Feb. 25, 2016 — As expected, Donald Trump placed first in the Nevada Caucuses scoring just under 46 percent of the attender preference; his strongest performance to date, though the turnout was only in the 75,000 range. Sen. Marco Rubio (R-FL) was second with 24 percent, followed by Texas Sen. Ted Cruz at 21 percent. Dr. Ben Carson and Gov. John Kasich (R-OH) trailed with five and four percent, respectively.

Though he didn’t emphasize Nevada at all, Gov. Kasich’s dead last finish behind Carson cannot be good for his pre-Ohio staying power.

Nevada apportions 30 delegates on a straight proportional basis with a zero percent vote threshold. With these percentages, Trump is expected to commit 14 delegate votes, Rubio seven, Cruz six, Carson two, and Kasich one. The small totals mean that Nevada is only partially determinative regarding GOP nomination direction.

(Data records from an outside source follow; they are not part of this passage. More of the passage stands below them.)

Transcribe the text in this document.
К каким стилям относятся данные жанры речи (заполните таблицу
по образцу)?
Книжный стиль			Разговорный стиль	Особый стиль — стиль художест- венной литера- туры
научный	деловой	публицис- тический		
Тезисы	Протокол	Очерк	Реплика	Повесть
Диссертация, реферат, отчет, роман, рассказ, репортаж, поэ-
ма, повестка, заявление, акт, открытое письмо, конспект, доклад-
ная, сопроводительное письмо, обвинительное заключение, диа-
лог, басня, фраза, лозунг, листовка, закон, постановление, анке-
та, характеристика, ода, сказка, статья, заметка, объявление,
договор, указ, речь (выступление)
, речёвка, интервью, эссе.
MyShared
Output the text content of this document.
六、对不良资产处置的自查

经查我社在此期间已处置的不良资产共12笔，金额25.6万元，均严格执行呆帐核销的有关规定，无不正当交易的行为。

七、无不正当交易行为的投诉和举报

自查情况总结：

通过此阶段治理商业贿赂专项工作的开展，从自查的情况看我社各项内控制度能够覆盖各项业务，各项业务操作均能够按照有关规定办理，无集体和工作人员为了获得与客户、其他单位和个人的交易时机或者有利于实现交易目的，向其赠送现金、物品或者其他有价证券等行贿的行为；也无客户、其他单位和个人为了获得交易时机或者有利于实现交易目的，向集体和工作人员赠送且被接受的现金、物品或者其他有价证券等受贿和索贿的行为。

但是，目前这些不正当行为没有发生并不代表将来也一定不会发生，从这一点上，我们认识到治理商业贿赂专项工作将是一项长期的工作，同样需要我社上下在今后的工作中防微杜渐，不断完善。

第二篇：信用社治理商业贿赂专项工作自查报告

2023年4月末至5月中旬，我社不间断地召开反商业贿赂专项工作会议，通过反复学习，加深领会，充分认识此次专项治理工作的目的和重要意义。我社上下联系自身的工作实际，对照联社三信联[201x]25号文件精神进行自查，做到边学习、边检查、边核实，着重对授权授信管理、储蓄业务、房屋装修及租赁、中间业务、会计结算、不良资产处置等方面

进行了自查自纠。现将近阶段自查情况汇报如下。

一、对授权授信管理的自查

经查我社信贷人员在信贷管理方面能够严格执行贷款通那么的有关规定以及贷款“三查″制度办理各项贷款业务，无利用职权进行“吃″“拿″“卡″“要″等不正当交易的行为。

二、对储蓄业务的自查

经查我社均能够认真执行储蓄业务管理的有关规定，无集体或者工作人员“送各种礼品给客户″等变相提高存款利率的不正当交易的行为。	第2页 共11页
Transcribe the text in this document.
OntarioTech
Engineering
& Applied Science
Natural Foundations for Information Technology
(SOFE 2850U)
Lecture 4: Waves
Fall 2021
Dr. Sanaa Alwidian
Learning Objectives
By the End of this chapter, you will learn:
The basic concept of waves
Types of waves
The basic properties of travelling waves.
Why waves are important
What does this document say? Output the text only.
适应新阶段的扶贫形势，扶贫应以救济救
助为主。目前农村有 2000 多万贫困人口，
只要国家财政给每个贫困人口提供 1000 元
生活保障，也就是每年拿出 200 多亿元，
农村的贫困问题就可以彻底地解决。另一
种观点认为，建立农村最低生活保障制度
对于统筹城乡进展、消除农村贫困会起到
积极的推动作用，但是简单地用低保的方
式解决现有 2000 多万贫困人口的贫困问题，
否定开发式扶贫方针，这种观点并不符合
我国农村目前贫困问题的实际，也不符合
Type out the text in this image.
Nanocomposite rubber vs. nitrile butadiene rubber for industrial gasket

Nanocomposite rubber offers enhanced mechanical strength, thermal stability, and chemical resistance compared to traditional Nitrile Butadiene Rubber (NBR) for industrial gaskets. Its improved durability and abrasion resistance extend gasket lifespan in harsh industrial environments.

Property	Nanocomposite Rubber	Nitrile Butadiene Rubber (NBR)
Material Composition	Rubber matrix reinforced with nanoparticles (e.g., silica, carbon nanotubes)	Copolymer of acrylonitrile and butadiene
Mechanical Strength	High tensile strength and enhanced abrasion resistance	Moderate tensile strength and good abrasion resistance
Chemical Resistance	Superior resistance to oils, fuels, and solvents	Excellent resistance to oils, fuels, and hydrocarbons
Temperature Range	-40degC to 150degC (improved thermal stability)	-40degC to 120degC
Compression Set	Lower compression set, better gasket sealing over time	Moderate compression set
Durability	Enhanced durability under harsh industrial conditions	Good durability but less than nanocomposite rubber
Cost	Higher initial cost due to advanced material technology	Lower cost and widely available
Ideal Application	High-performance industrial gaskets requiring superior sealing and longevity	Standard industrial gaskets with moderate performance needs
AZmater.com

Trump didn’t score a knockout punch, but no one expected any different. Trump adds incrementally to his delegate advantage but is the undisputed leader heading into the 12-state Super Tuesday bonanza on March 1. Those contests, mostly in the south, will go a long way to deciding whether Trump can best position himself to capture the party nomination.

Though he was projected to be the top finisher just after the Caucus meetings closed, Trump still failed to clear a 50 percent majority, and the aggregate total for Rubio and Cruz virtually equaled the current leader’s Nevada total. To win the nomination, a candidate must secure a delegate majority, meaning 1,237 from the universe of 2,472 total Republican convention delegate votes.

The important upcoming Super Tuesday states to watch are the five that require 20 percent of the vote to qualify for delegate apportionment: Alabama, Georgia, Tennessee, Texas and Vermont. All use the 20 percent threshold system, meaning a candidate must attain this vote percentage to qualify for vote distribution. Now that Dr. Carson and Gov. Kasich are fading, it is likely that the three top contenders, Trump, Rubio, and Cruz, will break 20 percent in four of those states, just as they did tonight in Nevada. Gov. Kasich, who is targeting the northern tier states for Super Tuesday, could well qualify in Vermont, but the delegate pool there is small.

If such a result occurs in those five states along with Arkansas, Oklahoma, Massachusetts, Minnesota, Virginia, Alaska, and the non-binding Wyoming precinct caucuses, Trump may well score further first place finishes, but he still won’t be near the majority mark necessary to clinch the nomination. Therefore, the primaries and caucuses will continue on through 17 more states and territories through March 15, culminating with the big Winner-Take-All states of Florida and Ohio.

On the evening of March 15, 32 voting entities will have cast their ballots and a clear pattern will have formed. Under the present vote and delegate commitment ratios, it appears that no candidate, including Trump, will have the necessary delegate votes to effectively clinch the nomination. Therefore, assuming both Cruz and Rubio remain able to attract significant delegate support, having a brokered Republican convention still looms as a possibility.